Euthenia was depicted on Alexandrian coinage beginning in the last decade of the first century BC during the reign of Roman emperor Augustus and continued at irregular intervals through the reign of Commodus. In her earliest depictions, on the coins of Augustus, Euthenia appears as a draped female bust in profile, wearing a crown of wheat and holding ears of wheat, and identified by the inscription "ΕΥΘΗΝΙΑ". On coins from Antoninus to Aurelian, twin busts of Euthenia and Nilus appear. On coins of Domitian, Antoninus, Marcus Aurelius and Commodus, she can be seen standing, holding wheat and a cornucopia like Abundantia.

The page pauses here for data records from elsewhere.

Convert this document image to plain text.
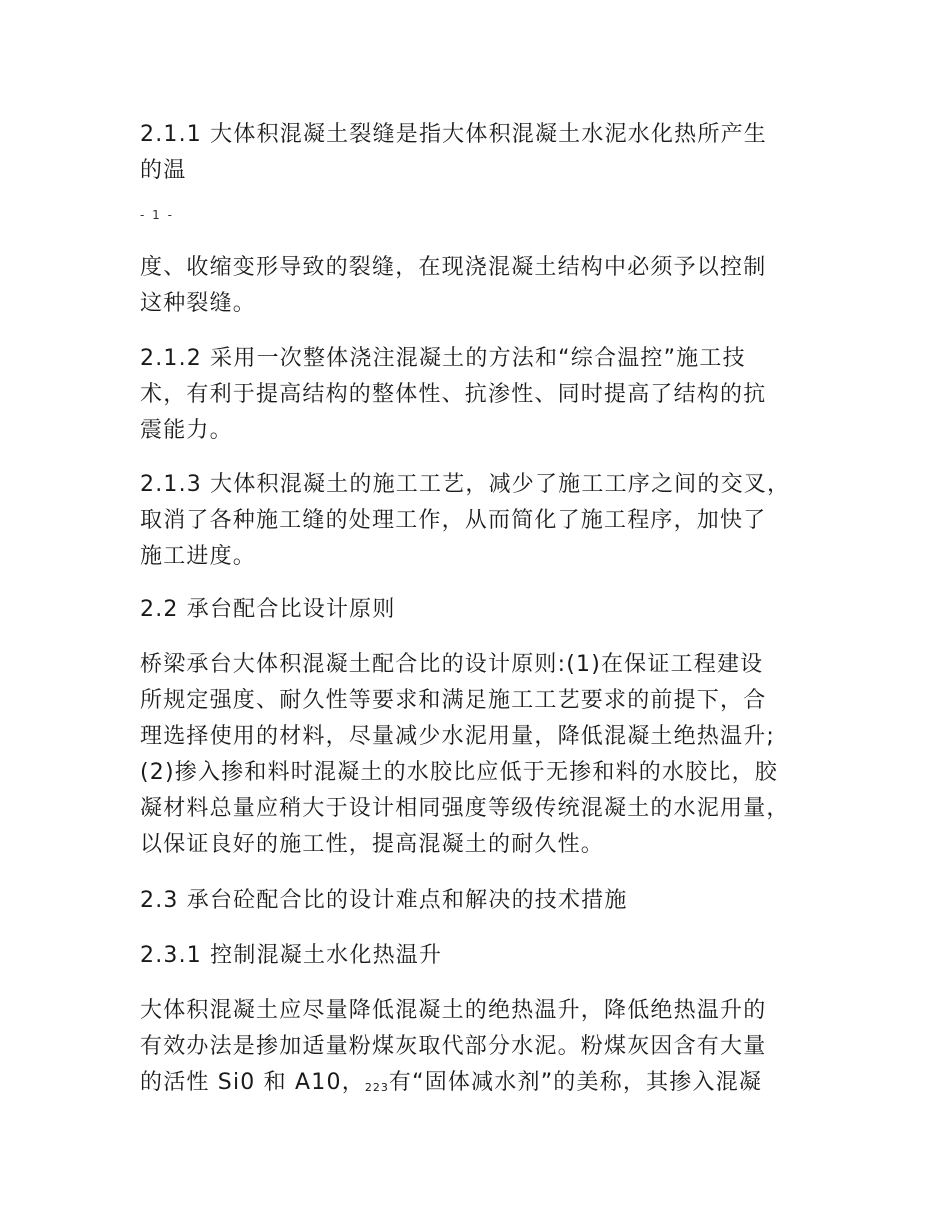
2.1.1 大体积混凝土裂缝是指大体积混凝土水泥水化热所产生
的温

- 1 -

度、收缩变形导致的裂缝，在现浇混凝土结构中必须予以控制
这种裂缝。

2.1.2 采用一次整体浇注混凝土的方法和“综合温控”施工技
术，有利于提高结构的整体性、抗渗性、同时提高了结构的抗
震能力。

2.1.3 大体积混凝土的施工工艺，减少了施工工序之间的交叉，
取消了各种施工缝的处理工作，从而简化了施工程序，加快了
施工进度。

2.2 承台配合比设计原则

桥梁承台大体积混凝土配合比的设计原则:(1)在保证工程建设
所规定强度、耐久性等要求和满足施工工艺要求的前提下，合
理选择使用的材料，尽量减少水泥用量，降低混凝土绝热温升;
(2)掺入掺和料时混凝土的水胶比应低于无掺和料的水胶比，胶
凝材料总量应稍大于设计相同强度等级传统混凝土的水泥用量，
以保证良好的施工性，提高混凝土的耐久性。

2.3 承台砼配合比的设计难点和解决的技术措施

2.3.1 控制混凝土水化热温升

大体积混凝土应尽量降低混凝土的绝热温升，降低绝热温升的
有效办法是掺加适量粉煤灰取代部分水泥。粉煤灰因含有大量
的活性 Si0 和 A10，223有“固体减水剂”的美称，其掺入混凝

In addition to coins, depictions of Euthenia are also found on several other objects. Perhaps the oldest of these is the Tazza Farnese, where the central female figure shown reclining on a male sphinx has been identified by some scholars as Euthenia. This figure holds two ears of wheat in her raised right hand. She wears "Libyan" corkscrew curls, a diadem headband, and an Isiac knot leaving her breasts bare. She sits at the feet of a seated Nilus on the left, with a third figure standing behind her.

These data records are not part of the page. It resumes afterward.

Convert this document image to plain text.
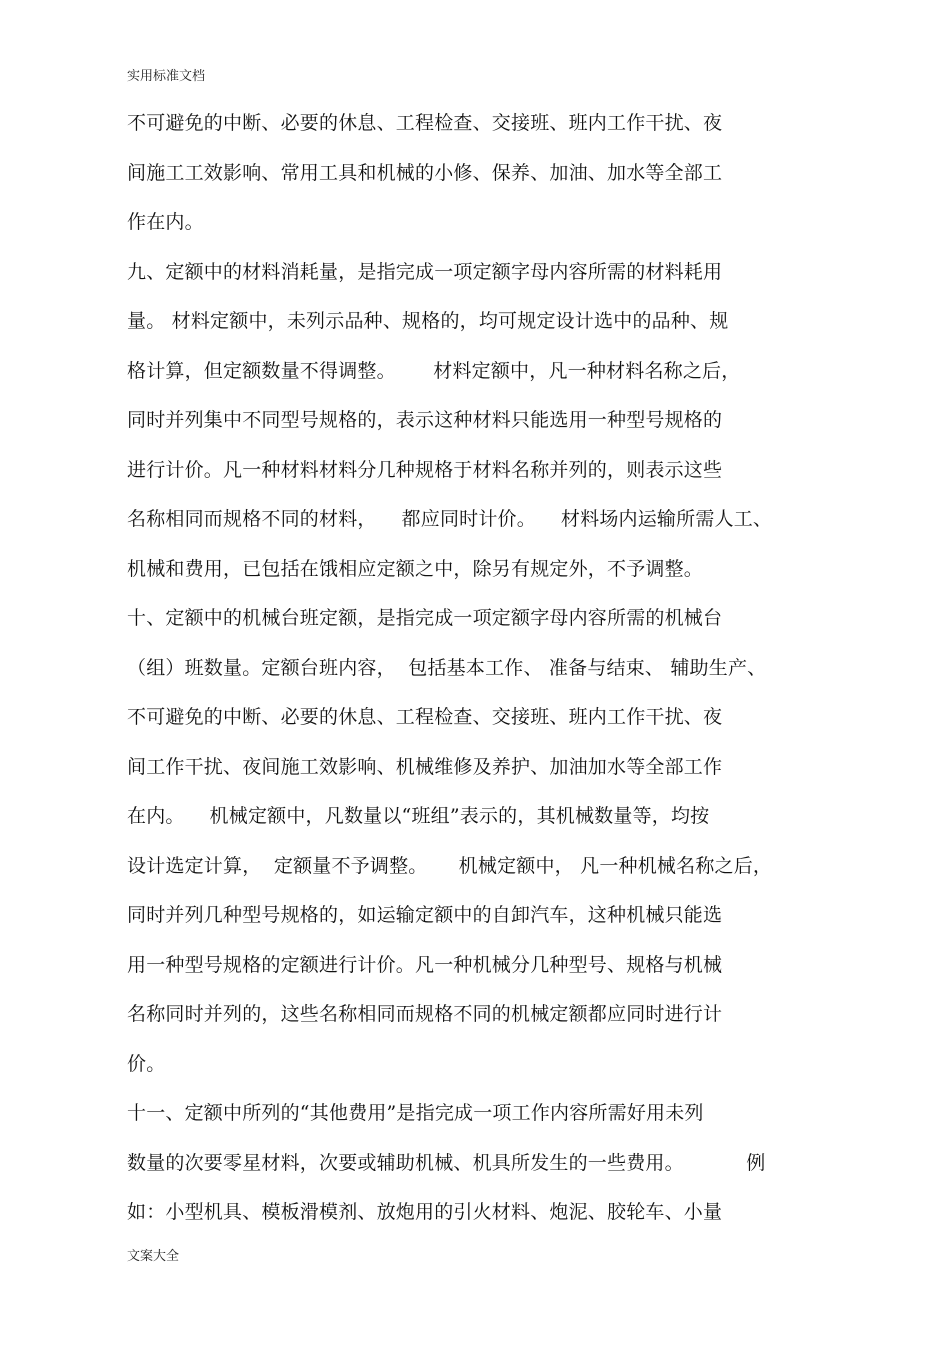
实用标准文档
不可避免的中断、必要的休息、工程检查、交接班、班内工作干扰、夜
间施工工效影响、常用工具和机械的小修、保养、加油、加水等全部工
作在内。
九、定额中的材料消耗量，是指完成一项定额字母内容所需的材料耗用
量。 材料定额中，未列示品种、规格的，均可规定设计选中的品种、规
格计算，但定额数量不得调整。      材料定额中，凡一种材料名称之后，
同时并列集中不同型号规格的，表示这种材料只能选用一种型号规格的
进行计价。凡一种材料材料分几种规格于材料名称并列的，则表示这些
名称相同而规格不同的材料，    都应同时计价。    材料场内运输所需人工、
机械和费用，已包括在饿相应定额之中，除另有规定外，不予调整。
十、定额中的机械台班定额，是指完成一项定额字母内容所需的机械台
（组）班数量。定额台班内容，  包括基本工作、 准备与结束、 辅助生产、
不可避免的中断、必要的休息、工程检查、交接班、班内工作干扰、夜
间工作干扰、夜间施工效影响、机械维修及养护、加油加水等全部工作
在内。    机械定额中，凡数量以“班组”表示的，其机械数量等，均按
设计选定计算，  定额量不予调整。     机械定额中， 凡一种机械名称之后，
同时并列几种型号规格的，如运输定额中的自卸汽车，这种机械只能选
用一种型号规格的定额进行计价。凡一种机械分几种型号、规格与机械
名称同时并列的，这些名称相同而规格不同的机械定额都应同时进行计
价。
十一、定额中所列的“其他费用”是指完成一项工作内容所需好用未列
数量的次要零星材料，次要或辅助机械、机具所发生的一些费用。          例
如：小型机具、模板滑模剂、放炮用的引火材料、炮泥、胶轮车、小量
文案大全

A first or second century wall hanging (see above), thought to be from Akhmim, depicts a reclining Euthenia holding a bowl in her right hand (her left hand no longer visible). As in the Tazza Farnese, she wears an Isiac knot with exposed breasts, as she reclines on a sphinx. In the background is a garden with birds in flight or at rest. Her hair is intertwined with flowers and fruit, with a leafy crown and an Egyptian uraeus ("rearing cobra"), with two ears of wheat on either side, on top, and a halo behind. She wears gold bracelets and earrings.

A second century statue (Alexandria Graeco-Roman Museum 24124) depicts a Euthenia reclining on her left side, holding a cup in her left hand which rests on the head of a sphinx, wearing the characteristic corkscrew curls and Isiac knot. Here she is surrounded by eight putti, the well-known symbols of a cubit of height of the annual Nile inundation.